Пепельные вьющиеся волосы, чудесные серые глаза, необычайная женственность и мягкость делали ее очаровательной. К тому же Лика отличалась ласковостью и разговорчивостью, была весела и проста в обращении, поэтично верила в Бога, поэтично рассуждала о смерти, и в ее душевном складе было такое богатство оттенков, что даже своим недостаткам она могла придавать какие-то особые, милые свойства.

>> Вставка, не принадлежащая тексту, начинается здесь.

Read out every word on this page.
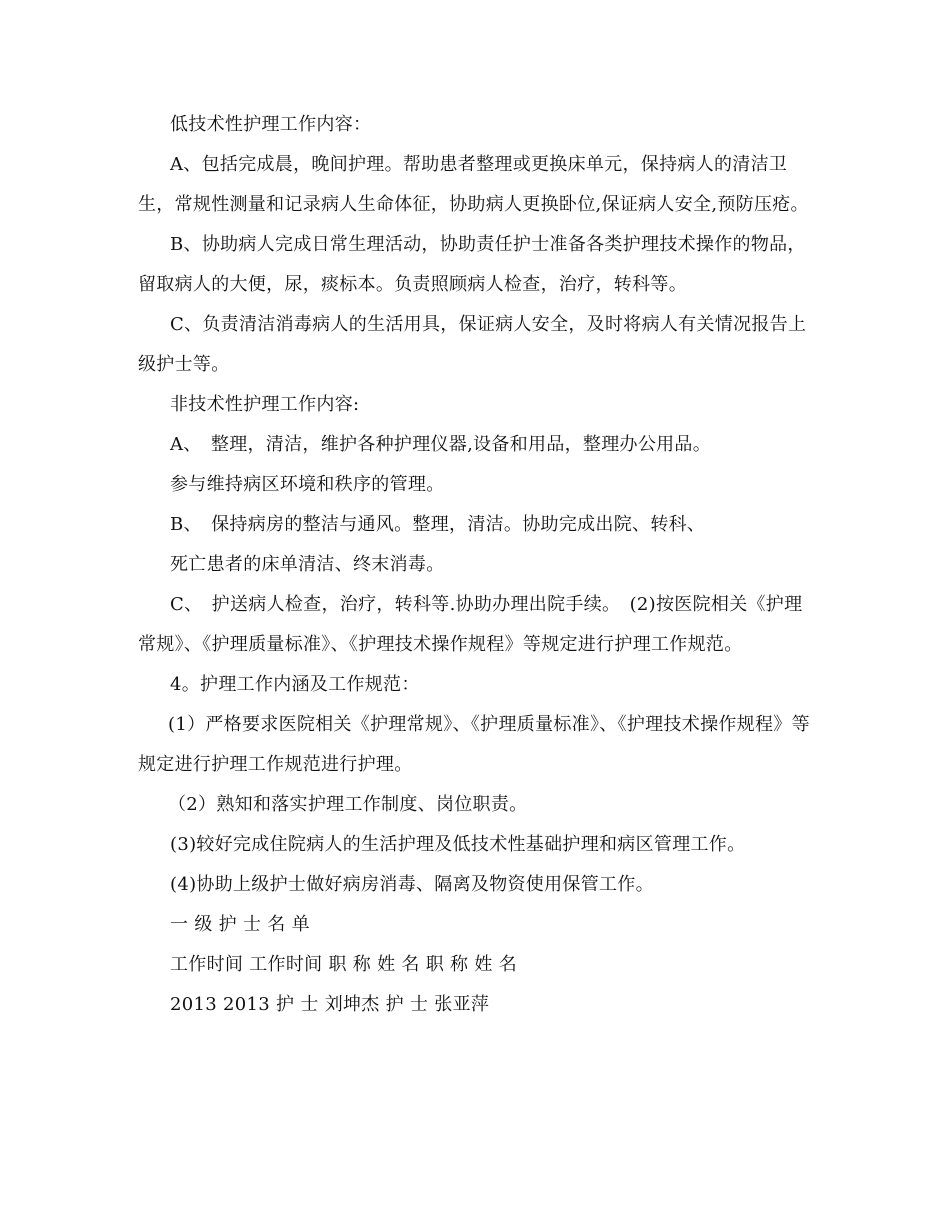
低技术性护理工作内容：

A、包括完成晨，晚间护理。帮助患者整理或更换床单元，保持病人的清洁卫生，常规性测量和记录病人生命体征，协助病人更换卧位,保证病人安全,预防压疮。

B、协助病人完成日常生理活动，协助责任护士准备各类护理技术操作的物品，留取病人的大便，尿，痰标本。负责照顾病人检查，治疗，转科等。

C、负责清洁消毒病人的生活用具，保证病人安全，及时将病人有关情况报告上级护士等。

非技术性护理工作内容:

A、　整理，清洁，维护各种护理仪器,设备和用品，整理办公用品。

参与维持病区环境和秩序的管理。

B、　保持病房的整洁与通风。整理，清洁。协助完成出院、转科、

死亡患者的床单清洁、终末消毒。

C、　护送病人检查，治疗，转科等.协助办理出院手续。　(2)按医院相关《护理常规》、《护理质量标准》、《护理技术操作规程》等规定进行护理工作规范。

4。护理工作内涵及工作规范：

(1）严格要求医院相关《护理常规》、《护理质量标准》、《护理技术操作规程》等规定进行护理工作规范进行护理。

（2）熟知和落实护理工作制度、岗位职责。

(3)较好完成住院病人的生活护理及低技术性基础护理和病区管理工作。

(4)协助上级护士做好病房消毒、隔离及物资使用保管工作。

一 级 护 士 名 单

工作时间 工作时间 职 称 姓 名 职 称 姓 名

2013 2013 护 士 刘坤杰 护 士 张亚萍
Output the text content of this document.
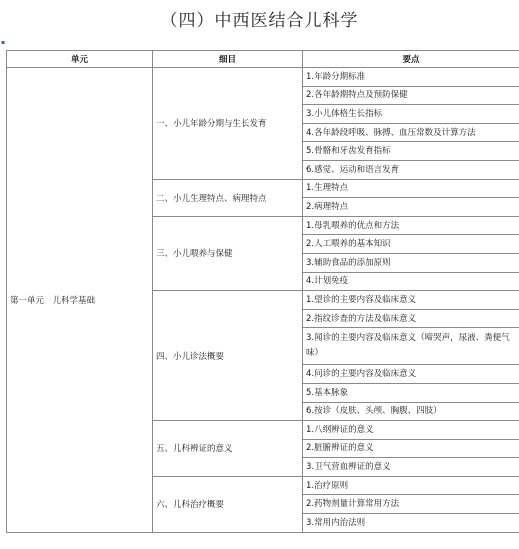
（四）中西医结合儿科学
▪
单元	细目	要点
第一单元　儿科学基础	一、小儿年龄分期与生长发育	1.年龄分期标准
		2.各年龄期特点及预防保健
		3.小儿体格生长指标
		4.各年龄段呼吸、脉搏、血压常数及计算方法
		5.骨骼和牙齿发育指标
		6.感觉、运动和语言发育
	二、小儿生理特点、病理特点	1.生理特点
		2.病理特点
	三、小儿喂养与保健	1.母乳喂养的优点和方法
		2.人工喂养的基本知识
		3.辅助食品的添加原则
		4.计划免疫
	四、小儿诊法概要	1.望诊的主要内容及临床意义
		2.指纹诊查的方法及临床意义
		3.闻诊的主要内容及临床意义（啼哭声，尿液、粪便气味）
		4.问诊的主要内容及临床意义
		5.基本脉象
		6.按诊（皮肤、头颅、胸腹、四肢）
	五、儿科辨证的意义	1.八纲辨证的意义
		2.脏腑辨证的意义
		3.卫气营血辨证的意义
	六、儿科治疗概要	1.治疗原则
		2.药物剂量计算常用方法
		3.常用内治法则
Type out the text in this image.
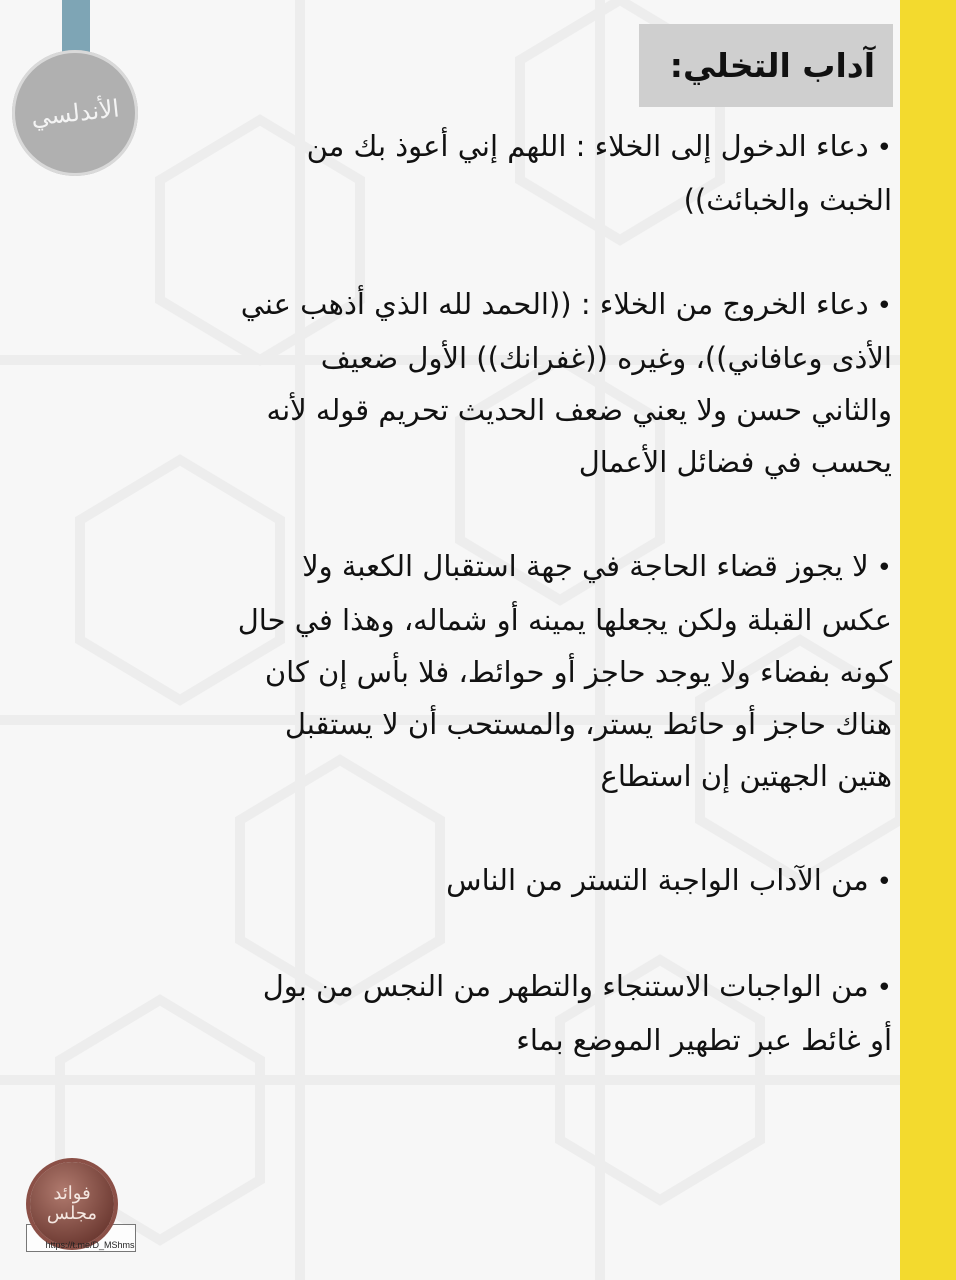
الأندلسي
آداب التخلي:

•دعاء الدخول إلى الخلاء : اللهم إني أعوذ بك من الخبث والخبائث))

•دعاء الخروج من الخلاء : ((الحمد لله الذي أذهب عني الأذى وعافاني))، وغيره ((غفرانك)) الأول ضعيف والثاني حسن ولا يعني ضعف الحديث تحريم قوله لأنه يحسب في فضائل الأعمال

•لا يجوز قضاء الحاجة في جهة استقبال الكعبة ولا عكس القبلة ولكن يجعلها يمينه أو شماله، وهذا في حال كونه بفضاء ولا يوجد حاجز أو حوائط، فلا بأس إن كان هناك حاجز أو حائط يستر، والمستحب أن لا يستقبل هتين الجهتين إن استطاع

•من الآداب الواجبة التستر من الناس

•من الواجبات الاستنجاء والتطهر من النجس من بول أو غائط عبر تطهير الموضع بماء

فوائد مجلس
https://t.me/D_MShms
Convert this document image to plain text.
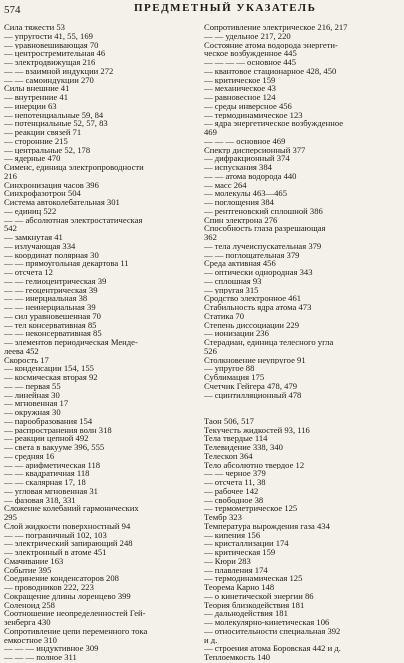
574	ПРЕДМЕТНЫЙ УКАЗАТЕЛЬ
Сила тяжести 53
— упругости 41, 55, 169
— уравновешивающая 70
— центростремительная 46
— электродвижущая 216
— — взаимной индукции 272
— — самоиндукции 270
Силы внешние 41
— внутренние 41
— инерции 63
— непотенциальные 59, 84
— потенциальные 52, 57, 83
— реакции связей 71
— сторонние 215
— центральные 52, 178
— ядерные 470
Сименс, единица электропроводности
216
Синхронизация часов 396
Синхрофазотрон 504
Система автоколебательная 301
— единиц 522
— — абсолютная электростатическая
542
— замкнутая 41
— излучающая 334
— координат полярная 30
— — прямоугольная декартова 11
— отсчета 12
— — гелиоцентрическая 39
— — геоцентрическая 39
— — инерциальная 38
— — неинерциальная 39
— сил уравновешенная 70
— тел консервативная 85
— — неконсервативная 85
— элементов периодическая Менде-
леева 452
Скорость 17
— конденсации 154, 155
— космическая вторая 92
— — первая 55
— линейная 30
— мгновенная 17
— окружная 30
— парообразования 154
— распространения волн 318
— реакции цепной 492
— света в вакууме 396, 555
— средняя 16
— — арифметическая 118
— — квадратичная 118
— — скалярная 17, 18
— угловая мгновенная 31
— фазовая 318, 331
Сложение колебаний гармонических
295
Слой жидкости поверхностный 94
— — пограничный 102, 103
— электрический запирающий 248
— электронный в атоме 451
Смачивание 163
Событие 395
Соединение конденсаторов 208
— проводников 222, 223
Сокращение длины лоренцево 399
Соленоид 258
Соотношение неопределенностей Гей-
зенберга 430
Сопротивление цепи переменного тока
емкостное 310
— — — индуктивное 309
— — — полное 311
Сопротивление электрическое 216, 217
— — удельное 217, 220
Состояние атома водорода энергети-
ческое возбужденное 445
— — — — основное 445
— квантовое стационарное 428, 450
— критическое 159
— механическое 43
— равновесное 124
— среды инверсное 456
— термодинамическое 123
— ядра энергетическое возбужденное
469
— — — основное 469
Спектр дисперсионный 377
— дифракционный 374
— испускания 384
— — атома водорода 440
— масс 264
— молекулы 463—465
— поглощения 384
— рентгеновский сплошной 386
Спин электрона 276
Способность глаза разрешающая
362
— тела лучеиспускательная 379
— — поглощательная 379
Среда активная 456
— оптически однородная 343
— сплошная 93
— упругая 315
Сродство электронное 461
Стабильность ядра атома 473
Статика 70
Степень диссоциации 229
— ионизации 236
Стерадиан, единица телесного угла
526
Столкновение неупругое 91
— упругое 88
Сублимация 175
Счетчик Гейгера 478, 479
— сцинтилляционный 478
Таон 506, 517
Текучесть жидкостей 93, 116
Тела твердые 114
Телевидение 338, 340
Телескоп 364
Тело абсолютно твердое 12
— — черное 379
— отсчета 11, 38
— рабочее 142
— свободное 38
— термометрическое 125
Тембр 323
Температура вырождения газа 434
— кипения 156
— кристаллизации 174
— критическая 159
— Кюри 283
— плавления 174
— термодинамическая 125
Теорема Карно 148
— о кинетической энергии 86
Теория близкодействия 181
— дальнодействия 181
— молекулярно-кинетическая 106
— относительности специальная 392
и д.
— строения атома Боровская 442 и д.
Теплоемкость 140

Антон Павлович тоже был хорош собой - высокий, стройный, широкоплечий. У него было редкой красоты лицо, подвижные черты, слегка прищуренные лучащиеся глаза под соболиными бровями. «Самое прекрасное и тонкое, самое одухотворенное лицо, какое мне только приходилось встречать в жизни», — писал А.И.Куприн. Чехов нравился женщинам, но практически всю жизнь прожил один: «Жениться я не хочу, да и не на ком. Да и шут с ним. Мне было бы скучно возиться с женой. А влюбиться весьма не мешало бы. Скучно без сильной любви».
Любовь, а скорее влюбленность, но не сильная, не мешающая творчеству, нужна была Чехову для создания свежих сюжетов, для вдохновения, для новых идей. Именно такую влюбленность писатель долгие годы испытывал к Мизиновой, в которой нуждался в самые тяжелые минуты своей жизни. Потрясенный провалом «Чайки» в Александринском театре, Чехов писал сестре: «Когда приедешь в Мелихово, привези с собой Лику». Он испытывал потребность в ее присутствии. Трагедия жизни Лики Мизиновой во многом повторилась в судьбе Нины Заречной — главной героини чеховской «Чайки».
Сохранилась переписка Чехова с Мизиновой — своеобразный роман в письмах, умный, ироничный и серьезный одновременно, дающий представление об основных поворотах в их отношениях. Лика в своих письмах была более откровенна, непосредственна и эмоциональна. Она не всегда понимала словесную игру Чехова, хотела ясности реальных отношений.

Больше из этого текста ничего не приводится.